Managing State... turned into Temporal Facts

The last few days I've spent some time trying out the idea I outlined in my previous post. It (stateless Rules) was rather simple but fortunately there's an even simpler idea (Temporal Facts) that does more or less exactly the same thing with much less effort.

I must admit I had some doubts about the statelessness even before I started to write the code to implement it. But at the time I really couldn't see a better way of getting the functionality I wanted (without going "outside" the Rule Engine). Peter was kind enough to post some more details regarding different ways of handling state which finally set me straight.

The problem with stateless Rules is basically that it works against one of the core strengths of the Rete algorithm and that's not very good when you're working with a Rule Engine.

Anyway, here's what I did. I started by adding a rule attribute (stateless) which, if set to True, "removed" the memories for partial (Alpha- and BetaMemories) and complete (ProductionNode) matches. Actually the Nodes were still there but they didn't store the Tokens passing through them. Also, when the Rule was compiled, I tagged all Facts that matched the ObjectType for the stateless Rules and stored them in a separate list. Whenever the run method was invoked I'd start by checking the timestamp on each of the Facts and remove those that had expired. After that all of the Facts in the list was asserted and, well... I think you get the idea.

Before I had finished my implementation I read Peter's post about Temporal Facts and realized that it would be a lot easier to check for expired Facts whenever an Activation is created or whenever an Activation is about to be executed.

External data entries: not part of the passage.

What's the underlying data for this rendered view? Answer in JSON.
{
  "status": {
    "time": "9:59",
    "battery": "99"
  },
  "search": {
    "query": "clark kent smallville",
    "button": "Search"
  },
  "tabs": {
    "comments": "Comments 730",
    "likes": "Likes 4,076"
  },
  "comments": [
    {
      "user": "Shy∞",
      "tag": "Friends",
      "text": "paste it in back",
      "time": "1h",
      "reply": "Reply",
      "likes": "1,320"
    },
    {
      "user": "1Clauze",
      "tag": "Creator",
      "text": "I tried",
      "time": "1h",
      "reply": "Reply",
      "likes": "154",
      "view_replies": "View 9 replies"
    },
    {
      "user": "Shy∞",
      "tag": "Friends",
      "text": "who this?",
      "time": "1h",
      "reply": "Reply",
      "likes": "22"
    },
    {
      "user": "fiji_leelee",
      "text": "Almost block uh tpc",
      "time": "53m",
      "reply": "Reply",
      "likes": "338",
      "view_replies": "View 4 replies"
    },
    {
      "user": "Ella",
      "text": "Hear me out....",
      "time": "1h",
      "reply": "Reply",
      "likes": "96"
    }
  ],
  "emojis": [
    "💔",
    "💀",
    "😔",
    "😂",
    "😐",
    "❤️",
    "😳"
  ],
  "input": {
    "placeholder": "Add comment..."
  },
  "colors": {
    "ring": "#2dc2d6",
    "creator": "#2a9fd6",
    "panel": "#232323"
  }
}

Using Temporal Facts completely removes the extra matching effort I had introduced and reduces the amount of boilerplate code quite a lot. And it requires no modification of the Rete implementation, which I'm quite happy for. It's so simple and elegant I really wish I'd been able to think of it myself but I guess I wasn't smart enough last week.

1 kommentar:

woolfel sa...

Honestly I can't take credit for the idea. I forget where I read it, but the concept and implementation approach is atleast a decade old. If my memory was better, I would be able to remember the paper. Unfortunately, the older I get, the worse my memory gets. That's kind of why I dump all my thoughts in my blog. I know my memory is getting worse, so my solution was to borrow the old research journal idea and write everything down. This way, I can always go back and see what I was thinking and which approaches failed. I'm pretty sure there are papers on ACMQueue that talk about temporal facts as far back as mid 80's. I'm glad the entry helped.